By May 22, 1944, Mrs. Camp had given up hope, she writes to her daughter Madie: “Will write you this morning as we got a letter from Vera May, she said that J. C. wrote her that Howard was killed and that Newman told him that he knows all about how he was killed and would write us as soon as he is allowed to. I now and almost gave up hope the morning I heard these death bells ringing in my ears just like they did when your papa took sick to die.”

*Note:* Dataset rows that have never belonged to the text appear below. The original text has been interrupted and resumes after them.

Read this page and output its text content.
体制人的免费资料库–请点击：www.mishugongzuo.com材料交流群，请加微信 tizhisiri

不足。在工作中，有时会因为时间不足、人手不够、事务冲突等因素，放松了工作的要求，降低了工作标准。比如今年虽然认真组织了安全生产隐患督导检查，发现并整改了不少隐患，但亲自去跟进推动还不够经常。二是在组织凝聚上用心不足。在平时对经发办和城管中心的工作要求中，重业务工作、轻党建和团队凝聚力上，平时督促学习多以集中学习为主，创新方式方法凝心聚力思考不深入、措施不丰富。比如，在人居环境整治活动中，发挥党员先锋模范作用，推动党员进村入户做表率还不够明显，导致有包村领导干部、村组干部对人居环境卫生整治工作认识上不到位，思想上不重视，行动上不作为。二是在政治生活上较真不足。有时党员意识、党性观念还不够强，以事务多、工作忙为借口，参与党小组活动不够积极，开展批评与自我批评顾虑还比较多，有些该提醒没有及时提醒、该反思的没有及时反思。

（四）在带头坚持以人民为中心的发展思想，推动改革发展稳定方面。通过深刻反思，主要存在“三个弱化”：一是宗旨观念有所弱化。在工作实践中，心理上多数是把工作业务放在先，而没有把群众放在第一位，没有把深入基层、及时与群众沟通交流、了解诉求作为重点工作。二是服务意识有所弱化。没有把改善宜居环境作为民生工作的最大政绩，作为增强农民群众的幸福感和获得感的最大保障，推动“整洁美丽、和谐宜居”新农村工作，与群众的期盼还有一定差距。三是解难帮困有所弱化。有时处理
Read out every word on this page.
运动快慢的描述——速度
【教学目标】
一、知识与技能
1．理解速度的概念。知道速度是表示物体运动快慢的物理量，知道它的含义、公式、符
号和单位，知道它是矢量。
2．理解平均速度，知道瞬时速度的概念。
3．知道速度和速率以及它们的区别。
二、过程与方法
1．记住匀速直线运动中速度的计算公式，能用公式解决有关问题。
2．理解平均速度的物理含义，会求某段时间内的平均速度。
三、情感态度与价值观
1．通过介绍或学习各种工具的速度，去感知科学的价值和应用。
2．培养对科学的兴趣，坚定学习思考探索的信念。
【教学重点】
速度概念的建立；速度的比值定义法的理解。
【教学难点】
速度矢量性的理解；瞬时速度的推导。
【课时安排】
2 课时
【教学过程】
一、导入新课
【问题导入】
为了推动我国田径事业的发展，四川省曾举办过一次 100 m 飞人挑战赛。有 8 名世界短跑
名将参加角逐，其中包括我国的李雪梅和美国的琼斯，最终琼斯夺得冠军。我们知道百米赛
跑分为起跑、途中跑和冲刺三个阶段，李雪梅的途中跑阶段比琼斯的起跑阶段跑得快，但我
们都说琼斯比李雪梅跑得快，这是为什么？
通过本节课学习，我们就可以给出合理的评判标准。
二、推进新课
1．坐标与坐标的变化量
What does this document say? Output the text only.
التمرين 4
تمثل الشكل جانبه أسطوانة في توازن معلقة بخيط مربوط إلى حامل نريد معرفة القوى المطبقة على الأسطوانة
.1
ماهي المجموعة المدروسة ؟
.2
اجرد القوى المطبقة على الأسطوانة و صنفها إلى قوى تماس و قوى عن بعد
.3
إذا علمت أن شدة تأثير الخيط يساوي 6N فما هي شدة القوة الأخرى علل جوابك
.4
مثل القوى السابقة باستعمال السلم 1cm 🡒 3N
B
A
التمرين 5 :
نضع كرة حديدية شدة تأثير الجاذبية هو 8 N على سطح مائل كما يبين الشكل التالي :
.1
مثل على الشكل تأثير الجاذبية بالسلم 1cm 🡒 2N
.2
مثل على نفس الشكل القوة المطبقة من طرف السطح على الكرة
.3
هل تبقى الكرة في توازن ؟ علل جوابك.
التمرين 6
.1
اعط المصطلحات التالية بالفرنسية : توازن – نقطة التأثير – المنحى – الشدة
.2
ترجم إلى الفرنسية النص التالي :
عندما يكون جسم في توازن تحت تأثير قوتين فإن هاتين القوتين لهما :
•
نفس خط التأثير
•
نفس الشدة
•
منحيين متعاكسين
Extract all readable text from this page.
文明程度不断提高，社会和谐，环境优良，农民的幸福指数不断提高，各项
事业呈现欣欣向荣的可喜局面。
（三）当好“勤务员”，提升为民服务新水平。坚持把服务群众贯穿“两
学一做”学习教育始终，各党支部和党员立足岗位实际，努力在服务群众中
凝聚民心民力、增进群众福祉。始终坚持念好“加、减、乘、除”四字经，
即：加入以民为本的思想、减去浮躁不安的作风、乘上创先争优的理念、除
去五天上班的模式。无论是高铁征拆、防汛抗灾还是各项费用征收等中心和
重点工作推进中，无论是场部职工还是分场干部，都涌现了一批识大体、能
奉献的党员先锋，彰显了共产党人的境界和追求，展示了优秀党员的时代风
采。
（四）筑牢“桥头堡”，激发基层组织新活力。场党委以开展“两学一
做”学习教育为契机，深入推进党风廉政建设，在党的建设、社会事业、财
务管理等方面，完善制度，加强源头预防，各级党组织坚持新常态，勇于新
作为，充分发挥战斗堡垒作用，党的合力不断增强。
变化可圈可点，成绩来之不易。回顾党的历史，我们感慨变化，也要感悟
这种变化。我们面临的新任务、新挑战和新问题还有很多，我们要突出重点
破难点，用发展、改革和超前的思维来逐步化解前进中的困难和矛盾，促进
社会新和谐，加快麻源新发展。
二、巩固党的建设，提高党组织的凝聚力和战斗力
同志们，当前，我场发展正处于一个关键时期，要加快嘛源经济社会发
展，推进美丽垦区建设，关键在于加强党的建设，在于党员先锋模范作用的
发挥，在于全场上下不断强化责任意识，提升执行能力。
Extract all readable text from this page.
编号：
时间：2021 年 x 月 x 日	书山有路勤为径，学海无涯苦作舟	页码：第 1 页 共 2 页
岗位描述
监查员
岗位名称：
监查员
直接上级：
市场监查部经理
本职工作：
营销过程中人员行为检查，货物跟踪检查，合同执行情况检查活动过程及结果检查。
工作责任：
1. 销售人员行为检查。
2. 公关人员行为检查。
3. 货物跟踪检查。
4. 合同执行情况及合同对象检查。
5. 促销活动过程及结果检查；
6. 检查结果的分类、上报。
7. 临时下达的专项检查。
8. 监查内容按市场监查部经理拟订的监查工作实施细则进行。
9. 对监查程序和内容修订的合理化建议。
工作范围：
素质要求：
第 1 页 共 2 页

With two other sons in the service, Spencer and Eldridge, Mrs. Camp had many worries during the war. She writes this to her daughter in May 1944: “I know he (Howard) was a good boy to have to go through what he was having to and God saw best to take him out of it. I would not care so much to live on if it was not for the rest of you. But we have to take things as they come.

Howard Camp did not receive the letter that his mother wrote to him, on February 8. It was returned to her. And on June 6, 1944, a letter was received by Camp’s mother that told her that her son, Howard, was missing in action and on July 18, 1944, she received a letter from the War Department that said: “…the late Private First Class Howard Camp was killed in action in Italy on 26 January 1944. A report has now been received in the War Department relative to the circumstances preceding your son’s death. This report discloses hat Private Camp was … embarked from Naples, Italy on 24 January 1944 en route to the Anzio Beachhead. Due to rough sea, the troops were unable to disembark upon arrival. The following day the ship was struck by a mine and the order given to abandon ship…”

”In an article in the New Albany Gazette dated January 31, 1946 the names of all of the Union County men who had been killed on this ship during this event were listed: In addition to Howard Camp causalities include Irving Aldridge, John Carlton Fortune, Holland Clayton, Clyde McBryde and Mason Brewer.